Es ist mal wieder soweit. Ich fahre mit einer Schachtel Knochen in das Dachgeschoss des Naturhistorischen Museums in Wien. Dort befindet sich die Archäozoologische Abteilung des Museums und der Sammlungsleiter und Tierknochen-Experte Dr. Erich Pucher.
Er kennt mich schon, denn er bestimmt die Knochenfunde aus den UNESCO-Welterbestätten bereits seit unseren ersten Monitoringkampagnen. Herr Dr. Pucher ist mit dem Material vertraut. War er doch schon in den 80er Jahren bei der Pfahlbau-Forschung in Österreich beteiligt und kann mir viel über die Knochen erzählen. Wenn ich bei ihm vorbei komme bin ich mindestens eine Stunde von meinem Arbeitsplatz verschwunden und befinde mich gemeinsam mit Herrn Dr. Pucher in den Tiefen der Archäozoologischen Sammlung zwischen Schädelkalotten und Oberschenkelknochen.
Seine Passion für Tierknochen ist ansteckend. Selbst nach Jahrzehnten in diesem Forschungsfeld freut er sich noch über den Knochen eines Hausrindes aus dem Keutschacher See und erklärt mir die Entwicklung der Hausrindzucht von der Urgeschichte bis ins Mittelalter anhand seiner Vergleichsexemplare.
Doch ein Fund aus dem Keutschacher See, den ich ihm aus der Monitoringkampagne des letzten Jahres vorbei brachte, sorgte für besondere Aufregung. Es handelt sich dabei um den Oberarmknochen eines Bären. Ja, am Ende der Jungsteinzeit - ca. 6000 Jahre vor heute - wurden noch Bären im Keutschacher Raum gejagt. Heute sind sie freilich geschützt und die Jagd auf Bären ist streng verboten.

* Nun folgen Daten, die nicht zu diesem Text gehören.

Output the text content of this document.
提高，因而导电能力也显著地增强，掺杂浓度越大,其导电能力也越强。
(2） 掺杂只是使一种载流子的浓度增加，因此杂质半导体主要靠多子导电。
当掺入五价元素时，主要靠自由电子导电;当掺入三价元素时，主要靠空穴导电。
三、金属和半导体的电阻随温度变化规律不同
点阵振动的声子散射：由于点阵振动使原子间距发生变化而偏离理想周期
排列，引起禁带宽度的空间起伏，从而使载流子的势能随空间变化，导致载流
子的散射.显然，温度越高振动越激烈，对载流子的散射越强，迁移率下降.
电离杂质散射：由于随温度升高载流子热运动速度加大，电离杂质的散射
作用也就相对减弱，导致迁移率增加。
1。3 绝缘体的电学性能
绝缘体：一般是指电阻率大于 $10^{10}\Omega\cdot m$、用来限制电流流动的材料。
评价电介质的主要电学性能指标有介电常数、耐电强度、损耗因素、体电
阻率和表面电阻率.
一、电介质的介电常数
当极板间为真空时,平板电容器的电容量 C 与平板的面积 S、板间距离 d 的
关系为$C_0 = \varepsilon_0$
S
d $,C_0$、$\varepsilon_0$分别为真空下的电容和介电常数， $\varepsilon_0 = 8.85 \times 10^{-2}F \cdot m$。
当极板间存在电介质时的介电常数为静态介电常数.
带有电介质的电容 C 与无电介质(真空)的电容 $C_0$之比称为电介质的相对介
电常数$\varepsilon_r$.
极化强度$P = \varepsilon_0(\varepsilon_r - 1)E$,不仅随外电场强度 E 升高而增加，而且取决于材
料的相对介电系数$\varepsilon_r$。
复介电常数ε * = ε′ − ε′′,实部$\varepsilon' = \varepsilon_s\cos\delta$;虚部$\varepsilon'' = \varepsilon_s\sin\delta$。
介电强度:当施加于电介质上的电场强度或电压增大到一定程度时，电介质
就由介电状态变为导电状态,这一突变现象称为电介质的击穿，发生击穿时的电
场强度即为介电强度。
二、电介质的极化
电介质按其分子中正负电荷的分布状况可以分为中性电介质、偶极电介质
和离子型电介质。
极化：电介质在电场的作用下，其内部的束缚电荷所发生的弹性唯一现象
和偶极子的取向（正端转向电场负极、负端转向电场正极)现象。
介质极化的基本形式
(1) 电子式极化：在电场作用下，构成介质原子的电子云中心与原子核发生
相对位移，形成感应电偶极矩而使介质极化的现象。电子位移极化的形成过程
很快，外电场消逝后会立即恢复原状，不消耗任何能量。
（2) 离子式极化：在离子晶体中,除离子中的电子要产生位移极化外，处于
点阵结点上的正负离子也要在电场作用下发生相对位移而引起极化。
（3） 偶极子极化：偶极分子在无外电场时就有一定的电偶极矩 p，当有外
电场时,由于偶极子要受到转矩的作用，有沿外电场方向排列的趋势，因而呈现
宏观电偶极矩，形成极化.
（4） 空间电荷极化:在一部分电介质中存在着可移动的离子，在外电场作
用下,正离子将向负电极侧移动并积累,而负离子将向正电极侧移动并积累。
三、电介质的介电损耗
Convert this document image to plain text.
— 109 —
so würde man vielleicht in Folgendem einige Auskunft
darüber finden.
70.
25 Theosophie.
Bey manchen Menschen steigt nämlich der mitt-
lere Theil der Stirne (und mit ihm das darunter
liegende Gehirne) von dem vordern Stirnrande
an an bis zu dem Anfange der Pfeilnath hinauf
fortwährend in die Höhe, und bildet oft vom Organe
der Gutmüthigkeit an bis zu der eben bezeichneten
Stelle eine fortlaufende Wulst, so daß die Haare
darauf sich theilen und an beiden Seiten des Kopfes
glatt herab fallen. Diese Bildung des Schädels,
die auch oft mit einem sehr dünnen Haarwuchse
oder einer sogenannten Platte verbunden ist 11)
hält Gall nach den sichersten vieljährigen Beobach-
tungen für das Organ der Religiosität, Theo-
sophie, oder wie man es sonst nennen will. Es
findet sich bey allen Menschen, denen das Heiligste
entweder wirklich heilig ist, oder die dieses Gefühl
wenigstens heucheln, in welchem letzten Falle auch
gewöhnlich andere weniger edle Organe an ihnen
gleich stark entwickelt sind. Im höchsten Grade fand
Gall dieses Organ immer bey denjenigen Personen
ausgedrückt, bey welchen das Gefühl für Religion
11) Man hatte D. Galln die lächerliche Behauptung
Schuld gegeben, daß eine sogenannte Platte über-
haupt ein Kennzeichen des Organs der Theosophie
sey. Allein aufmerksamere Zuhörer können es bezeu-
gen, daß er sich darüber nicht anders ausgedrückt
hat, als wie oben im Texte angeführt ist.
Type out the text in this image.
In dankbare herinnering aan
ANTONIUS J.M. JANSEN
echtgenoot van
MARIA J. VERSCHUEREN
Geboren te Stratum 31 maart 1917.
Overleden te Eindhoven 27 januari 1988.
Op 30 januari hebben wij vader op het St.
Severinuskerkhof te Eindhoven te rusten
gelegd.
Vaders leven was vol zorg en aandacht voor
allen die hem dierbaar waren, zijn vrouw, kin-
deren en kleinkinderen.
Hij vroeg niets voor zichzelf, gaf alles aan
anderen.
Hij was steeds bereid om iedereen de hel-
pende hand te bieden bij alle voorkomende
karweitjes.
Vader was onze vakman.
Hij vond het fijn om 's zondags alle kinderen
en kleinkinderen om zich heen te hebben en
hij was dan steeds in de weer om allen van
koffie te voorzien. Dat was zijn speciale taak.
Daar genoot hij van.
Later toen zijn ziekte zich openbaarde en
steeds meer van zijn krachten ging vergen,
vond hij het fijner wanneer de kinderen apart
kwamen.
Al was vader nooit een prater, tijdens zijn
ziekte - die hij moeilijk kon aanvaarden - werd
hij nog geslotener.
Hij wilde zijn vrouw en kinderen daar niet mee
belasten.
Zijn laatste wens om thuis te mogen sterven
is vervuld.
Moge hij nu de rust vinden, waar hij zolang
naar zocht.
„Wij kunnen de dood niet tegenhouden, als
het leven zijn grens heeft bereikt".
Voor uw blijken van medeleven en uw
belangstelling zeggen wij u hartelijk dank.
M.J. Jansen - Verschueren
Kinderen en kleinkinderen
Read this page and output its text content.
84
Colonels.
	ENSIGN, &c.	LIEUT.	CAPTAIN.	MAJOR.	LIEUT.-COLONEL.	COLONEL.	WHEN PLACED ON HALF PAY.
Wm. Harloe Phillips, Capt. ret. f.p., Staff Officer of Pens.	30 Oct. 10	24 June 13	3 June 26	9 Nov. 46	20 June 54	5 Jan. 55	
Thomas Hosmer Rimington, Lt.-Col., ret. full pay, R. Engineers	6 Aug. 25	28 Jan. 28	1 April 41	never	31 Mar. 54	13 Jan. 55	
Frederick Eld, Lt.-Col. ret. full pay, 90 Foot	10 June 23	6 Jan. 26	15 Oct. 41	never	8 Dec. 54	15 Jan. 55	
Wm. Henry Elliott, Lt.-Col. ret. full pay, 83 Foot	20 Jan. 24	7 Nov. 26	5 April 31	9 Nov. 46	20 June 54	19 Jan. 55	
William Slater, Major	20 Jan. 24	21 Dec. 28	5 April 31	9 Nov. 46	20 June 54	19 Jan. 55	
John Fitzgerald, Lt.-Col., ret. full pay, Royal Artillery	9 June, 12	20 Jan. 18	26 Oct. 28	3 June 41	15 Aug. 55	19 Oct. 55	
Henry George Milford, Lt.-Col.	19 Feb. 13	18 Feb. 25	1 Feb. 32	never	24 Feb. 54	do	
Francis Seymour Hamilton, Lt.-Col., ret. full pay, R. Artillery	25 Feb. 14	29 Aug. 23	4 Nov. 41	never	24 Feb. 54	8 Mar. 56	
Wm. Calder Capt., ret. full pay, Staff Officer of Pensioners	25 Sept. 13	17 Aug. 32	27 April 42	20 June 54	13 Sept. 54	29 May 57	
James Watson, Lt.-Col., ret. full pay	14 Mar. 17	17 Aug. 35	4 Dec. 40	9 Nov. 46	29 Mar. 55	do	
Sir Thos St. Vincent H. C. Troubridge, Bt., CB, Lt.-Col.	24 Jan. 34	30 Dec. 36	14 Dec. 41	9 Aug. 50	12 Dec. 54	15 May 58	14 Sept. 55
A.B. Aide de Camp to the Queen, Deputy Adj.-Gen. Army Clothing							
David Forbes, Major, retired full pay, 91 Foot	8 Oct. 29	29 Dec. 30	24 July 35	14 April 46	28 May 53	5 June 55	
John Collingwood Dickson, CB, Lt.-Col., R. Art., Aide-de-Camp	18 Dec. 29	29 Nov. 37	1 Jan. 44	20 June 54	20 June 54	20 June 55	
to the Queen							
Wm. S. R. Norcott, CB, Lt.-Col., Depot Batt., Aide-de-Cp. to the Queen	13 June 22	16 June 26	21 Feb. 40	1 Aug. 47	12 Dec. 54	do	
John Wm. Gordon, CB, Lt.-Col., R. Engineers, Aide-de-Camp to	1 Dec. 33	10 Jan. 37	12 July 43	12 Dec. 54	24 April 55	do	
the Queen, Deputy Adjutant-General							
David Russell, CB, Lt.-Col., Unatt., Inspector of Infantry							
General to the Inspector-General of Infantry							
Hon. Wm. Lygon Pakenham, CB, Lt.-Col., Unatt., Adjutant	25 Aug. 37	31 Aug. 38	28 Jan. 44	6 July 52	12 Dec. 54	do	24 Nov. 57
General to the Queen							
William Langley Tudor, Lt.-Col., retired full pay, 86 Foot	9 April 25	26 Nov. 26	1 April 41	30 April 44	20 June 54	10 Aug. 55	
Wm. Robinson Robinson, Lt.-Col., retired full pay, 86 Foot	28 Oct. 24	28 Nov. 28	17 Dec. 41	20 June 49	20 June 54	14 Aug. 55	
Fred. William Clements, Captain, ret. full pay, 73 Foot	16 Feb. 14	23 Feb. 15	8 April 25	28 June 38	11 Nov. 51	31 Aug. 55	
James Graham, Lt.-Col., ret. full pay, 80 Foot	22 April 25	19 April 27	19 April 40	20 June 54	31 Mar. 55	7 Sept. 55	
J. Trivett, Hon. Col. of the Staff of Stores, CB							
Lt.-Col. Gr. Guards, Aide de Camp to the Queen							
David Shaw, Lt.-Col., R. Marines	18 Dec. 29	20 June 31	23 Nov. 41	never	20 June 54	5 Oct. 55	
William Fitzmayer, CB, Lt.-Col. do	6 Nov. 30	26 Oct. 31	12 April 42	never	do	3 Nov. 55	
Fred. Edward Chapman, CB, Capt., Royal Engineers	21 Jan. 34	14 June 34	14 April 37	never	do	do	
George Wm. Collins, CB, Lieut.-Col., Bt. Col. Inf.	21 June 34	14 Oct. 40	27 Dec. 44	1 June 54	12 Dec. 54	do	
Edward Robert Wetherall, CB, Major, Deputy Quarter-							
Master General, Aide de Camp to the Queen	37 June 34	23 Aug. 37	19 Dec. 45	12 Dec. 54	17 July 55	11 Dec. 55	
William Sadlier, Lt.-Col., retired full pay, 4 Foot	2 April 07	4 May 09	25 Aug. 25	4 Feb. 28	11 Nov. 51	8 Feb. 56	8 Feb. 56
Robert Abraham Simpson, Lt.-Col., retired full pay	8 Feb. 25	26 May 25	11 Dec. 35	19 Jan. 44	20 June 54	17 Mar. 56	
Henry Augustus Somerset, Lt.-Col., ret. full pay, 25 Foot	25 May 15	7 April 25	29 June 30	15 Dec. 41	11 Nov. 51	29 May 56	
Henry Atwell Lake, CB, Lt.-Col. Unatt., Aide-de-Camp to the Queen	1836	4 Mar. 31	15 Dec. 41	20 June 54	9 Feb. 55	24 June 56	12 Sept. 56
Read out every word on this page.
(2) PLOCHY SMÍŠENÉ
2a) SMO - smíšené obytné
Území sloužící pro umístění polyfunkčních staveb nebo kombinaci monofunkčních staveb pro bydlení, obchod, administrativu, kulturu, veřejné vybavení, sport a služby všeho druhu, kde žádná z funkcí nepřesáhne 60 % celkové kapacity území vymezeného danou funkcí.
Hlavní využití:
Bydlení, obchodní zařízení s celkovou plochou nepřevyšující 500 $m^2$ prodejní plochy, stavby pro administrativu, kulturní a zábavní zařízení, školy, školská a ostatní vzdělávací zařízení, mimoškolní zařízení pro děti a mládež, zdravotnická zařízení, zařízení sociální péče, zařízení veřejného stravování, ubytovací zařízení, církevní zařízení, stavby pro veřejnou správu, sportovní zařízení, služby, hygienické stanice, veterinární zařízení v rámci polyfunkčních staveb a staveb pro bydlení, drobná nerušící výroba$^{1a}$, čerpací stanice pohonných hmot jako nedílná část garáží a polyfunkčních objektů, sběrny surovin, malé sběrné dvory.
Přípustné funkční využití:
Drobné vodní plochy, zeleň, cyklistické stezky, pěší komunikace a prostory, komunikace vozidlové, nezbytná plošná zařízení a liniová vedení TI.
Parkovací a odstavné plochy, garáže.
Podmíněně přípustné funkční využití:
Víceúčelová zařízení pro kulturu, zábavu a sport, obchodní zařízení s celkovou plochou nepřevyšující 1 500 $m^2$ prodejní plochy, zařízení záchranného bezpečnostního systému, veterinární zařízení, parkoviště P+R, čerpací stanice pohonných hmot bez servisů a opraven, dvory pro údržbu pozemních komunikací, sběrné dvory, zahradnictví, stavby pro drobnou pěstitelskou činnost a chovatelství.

Auch in Oberösterreich wurden Bären gejagt.
Von den Neolithikern des Mondseegebietes wurde auch der Braunbär (Urus arctos) erbeutet. Mit 47 Knochen ist er nicht viel seltener vertreten als das Wildschwein und führt jedenfalls die Fundliste der Wildcarnivoren (Fleischfresser) an. (Pucher und Engl 1997, 72)
Die Knochen aus See am Mondsee konnten mindestens 3 Bären zugeordnet werden und Schnittspuren an den Knochen schließen auch den Verzehr von Bärenfleisch nicht aus. Vor allem wird wohl ihr Fell verarbeitet worden sein, eignet es sich doch hervorragend um die kalten Winter im Alpenraum gut zu überstehen. Selbst die berühmte Gletschermumie, Ötzi, trug Schuhe mit einer Sohle aus Bärenfell. (Reichert 2005, 256, Abb. 1)
Die Pfahlbauern und -bäuerinnen vom Keutschacher See haben jedoch überdurchschnittlich viel gejagt im Vergleich zu anderen neolithischen Siedlungen. Von 844 untersuchten Tierknochen, aus früheren Aufsammlungen durch TaucherInnen, konnten etwas über 70% Wildtieren zugeordnet werden. (Pucher 2003, 263)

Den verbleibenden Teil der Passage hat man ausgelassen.